On parlait souvent de George dans ces promenades du matin, et Robert Audley prenait carrément place à la longue table du déjeuner, sans se rappeler la matinée où il s’était assis pour la première fois dans cette salle, et avait détesté Clara Talboys, pour la froideur avec laquelle elle avait écouté l’histoire de son frère. Il savait à quoi s’en tenir maintenant. Il savait qu’elle était aussi bonne que belle. Mais avait-elle découvert combien elle était aimée de l’ami de son frère ? Robert se demandait parfois s’il ne s’était pas déjà trahi, si l’influence magique qu’elle avait sur lui ne s’était pas révélée par quelque regard imprudent, par le tremblement de sa voix, qui n’était plus la même quand il s’adressait à elle.

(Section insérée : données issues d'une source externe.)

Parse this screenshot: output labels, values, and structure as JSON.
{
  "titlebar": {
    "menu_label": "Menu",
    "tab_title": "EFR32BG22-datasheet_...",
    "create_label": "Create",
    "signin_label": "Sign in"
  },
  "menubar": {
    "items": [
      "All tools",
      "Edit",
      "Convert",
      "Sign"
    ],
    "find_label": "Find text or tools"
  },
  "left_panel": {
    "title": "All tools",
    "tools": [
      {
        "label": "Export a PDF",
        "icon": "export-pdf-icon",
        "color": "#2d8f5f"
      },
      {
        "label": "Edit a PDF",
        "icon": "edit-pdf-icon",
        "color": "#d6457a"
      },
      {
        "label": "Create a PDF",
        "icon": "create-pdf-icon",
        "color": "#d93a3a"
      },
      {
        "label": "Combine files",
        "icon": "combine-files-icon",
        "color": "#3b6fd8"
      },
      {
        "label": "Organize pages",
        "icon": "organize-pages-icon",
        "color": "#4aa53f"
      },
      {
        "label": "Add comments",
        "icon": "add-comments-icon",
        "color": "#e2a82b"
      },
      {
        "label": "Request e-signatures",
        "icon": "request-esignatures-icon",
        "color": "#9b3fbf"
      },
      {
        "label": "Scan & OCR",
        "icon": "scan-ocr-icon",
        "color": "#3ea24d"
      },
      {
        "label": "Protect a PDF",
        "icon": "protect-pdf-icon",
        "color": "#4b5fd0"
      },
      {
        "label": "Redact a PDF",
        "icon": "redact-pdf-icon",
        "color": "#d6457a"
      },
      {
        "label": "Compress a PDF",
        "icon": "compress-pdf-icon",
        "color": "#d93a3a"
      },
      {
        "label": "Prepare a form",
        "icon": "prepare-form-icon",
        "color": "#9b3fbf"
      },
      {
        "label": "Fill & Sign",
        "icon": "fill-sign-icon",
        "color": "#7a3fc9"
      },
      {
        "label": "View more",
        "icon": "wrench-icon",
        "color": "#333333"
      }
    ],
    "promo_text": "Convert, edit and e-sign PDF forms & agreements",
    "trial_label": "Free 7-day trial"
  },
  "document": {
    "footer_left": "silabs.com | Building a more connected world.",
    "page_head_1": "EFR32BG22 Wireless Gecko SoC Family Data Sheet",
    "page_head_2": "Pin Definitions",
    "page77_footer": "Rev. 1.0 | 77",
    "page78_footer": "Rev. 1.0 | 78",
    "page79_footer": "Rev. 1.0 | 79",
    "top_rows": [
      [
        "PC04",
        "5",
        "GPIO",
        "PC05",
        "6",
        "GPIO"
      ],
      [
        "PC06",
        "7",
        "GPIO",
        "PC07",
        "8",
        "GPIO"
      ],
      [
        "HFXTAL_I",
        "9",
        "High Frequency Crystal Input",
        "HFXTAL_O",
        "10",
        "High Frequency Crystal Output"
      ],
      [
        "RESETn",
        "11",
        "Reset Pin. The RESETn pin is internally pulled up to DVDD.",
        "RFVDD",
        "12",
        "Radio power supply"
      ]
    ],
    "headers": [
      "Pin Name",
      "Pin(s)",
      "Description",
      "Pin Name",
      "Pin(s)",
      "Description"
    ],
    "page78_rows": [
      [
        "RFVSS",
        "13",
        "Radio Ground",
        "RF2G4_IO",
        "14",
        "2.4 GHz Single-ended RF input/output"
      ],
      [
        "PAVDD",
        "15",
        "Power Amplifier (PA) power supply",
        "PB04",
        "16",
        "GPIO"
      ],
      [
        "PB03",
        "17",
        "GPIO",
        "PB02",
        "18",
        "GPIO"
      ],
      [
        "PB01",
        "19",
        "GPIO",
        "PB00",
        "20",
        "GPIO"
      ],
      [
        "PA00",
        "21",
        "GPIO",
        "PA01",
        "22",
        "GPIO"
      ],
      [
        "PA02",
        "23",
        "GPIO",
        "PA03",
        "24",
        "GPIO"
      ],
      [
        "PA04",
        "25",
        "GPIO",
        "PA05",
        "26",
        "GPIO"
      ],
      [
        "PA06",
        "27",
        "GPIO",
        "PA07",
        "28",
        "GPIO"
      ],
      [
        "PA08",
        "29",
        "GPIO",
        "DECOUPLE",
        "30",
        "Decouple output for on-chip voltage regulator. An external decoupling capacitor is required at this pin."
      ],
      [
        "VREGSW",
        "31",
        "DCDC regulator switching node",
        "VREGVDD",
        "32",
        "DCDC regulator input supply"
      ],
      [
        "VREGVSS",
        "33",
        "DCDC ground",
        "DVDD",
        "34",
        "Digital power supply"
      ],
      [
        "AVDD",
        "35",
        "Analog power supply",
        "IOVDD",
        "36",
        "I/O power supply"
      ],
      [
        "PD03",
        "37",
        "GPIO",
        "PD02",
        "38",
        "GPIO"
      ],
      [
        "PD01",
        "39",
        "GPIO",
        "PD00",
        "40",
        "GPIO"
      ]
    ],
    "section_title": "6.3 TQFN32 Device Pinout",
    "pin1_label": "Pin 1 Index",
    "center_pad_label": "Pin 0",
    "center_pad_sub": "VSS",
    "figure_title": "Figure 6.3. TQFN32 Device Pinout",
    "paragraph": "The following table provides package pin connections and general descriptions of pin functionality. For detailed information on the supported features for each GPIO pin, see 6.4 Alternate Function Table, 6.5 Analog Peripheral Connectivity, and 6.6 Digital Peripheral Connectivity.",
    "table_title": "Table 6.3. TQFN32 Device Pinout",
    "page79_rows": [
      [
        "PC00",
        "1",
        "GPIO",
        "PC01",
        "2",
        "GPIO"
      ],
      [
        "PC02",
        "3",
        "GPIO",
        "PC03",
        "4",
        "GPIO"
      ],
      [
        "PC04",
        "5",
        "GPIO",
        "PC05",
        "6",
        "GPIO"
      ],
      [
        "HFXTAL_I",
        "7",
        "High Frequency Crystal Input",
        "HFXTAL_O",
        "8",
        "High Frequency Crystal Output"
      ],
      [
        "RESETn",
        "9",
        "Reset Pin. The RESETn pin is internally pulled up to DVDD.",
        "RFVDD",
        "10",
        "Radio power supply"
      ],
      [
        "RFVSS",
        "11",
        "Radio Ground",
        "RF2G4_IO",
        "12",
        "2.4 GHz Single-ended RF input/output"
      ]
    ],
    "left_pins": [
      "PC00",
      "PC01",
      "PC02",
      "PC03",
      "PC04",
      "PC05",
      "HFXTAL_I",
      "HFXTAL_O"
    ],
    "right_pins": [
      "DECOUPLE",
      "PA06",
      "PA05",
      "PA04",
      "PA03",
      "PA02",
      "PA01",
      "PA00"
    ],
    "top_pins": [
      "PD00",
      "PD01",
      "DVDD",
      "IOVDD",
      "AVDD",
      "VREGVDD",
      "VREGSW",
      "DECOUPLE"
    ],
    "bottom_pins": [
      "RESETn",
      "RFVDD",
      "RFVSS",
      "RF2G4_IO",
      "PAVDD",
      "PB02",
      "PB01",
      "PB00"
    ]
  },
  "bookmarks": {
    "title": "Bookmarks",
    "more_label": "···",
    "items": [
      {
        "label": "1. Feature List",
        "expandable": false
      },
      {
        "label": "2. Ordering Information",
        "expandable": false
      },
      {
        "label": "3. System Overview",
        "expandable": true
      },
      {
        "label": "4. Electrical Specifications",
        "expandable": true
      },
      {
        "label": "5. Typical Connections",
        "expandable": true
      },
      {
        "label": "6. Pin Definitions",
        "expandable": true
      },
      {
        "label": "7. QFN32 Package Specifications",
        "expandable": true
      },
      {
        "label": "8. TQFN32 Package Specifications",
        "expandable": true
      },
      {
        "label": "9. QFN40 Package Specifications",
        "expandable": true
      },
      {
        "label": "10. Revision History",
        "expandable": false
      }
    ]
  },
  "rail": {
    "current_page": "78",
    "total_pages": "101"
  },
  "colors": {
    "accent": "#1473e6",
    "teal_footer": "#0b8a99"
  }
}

La vie ennuyeuse qu’on menait à la maison carrée était égayée de temps en temps par un dîner auquel assistaient quelques campagnards chargés de se supporter mutuellement, et par des visites matinales qui faisaient irruption dans le salon, au grand désespoir de M. Audley. Le jeune avocat se montrait surtout malveillant pour les jeunes gens au teint frais et coloré, qui accompagnaient, dans ces occasions, leurs mères ou leurs sœurs.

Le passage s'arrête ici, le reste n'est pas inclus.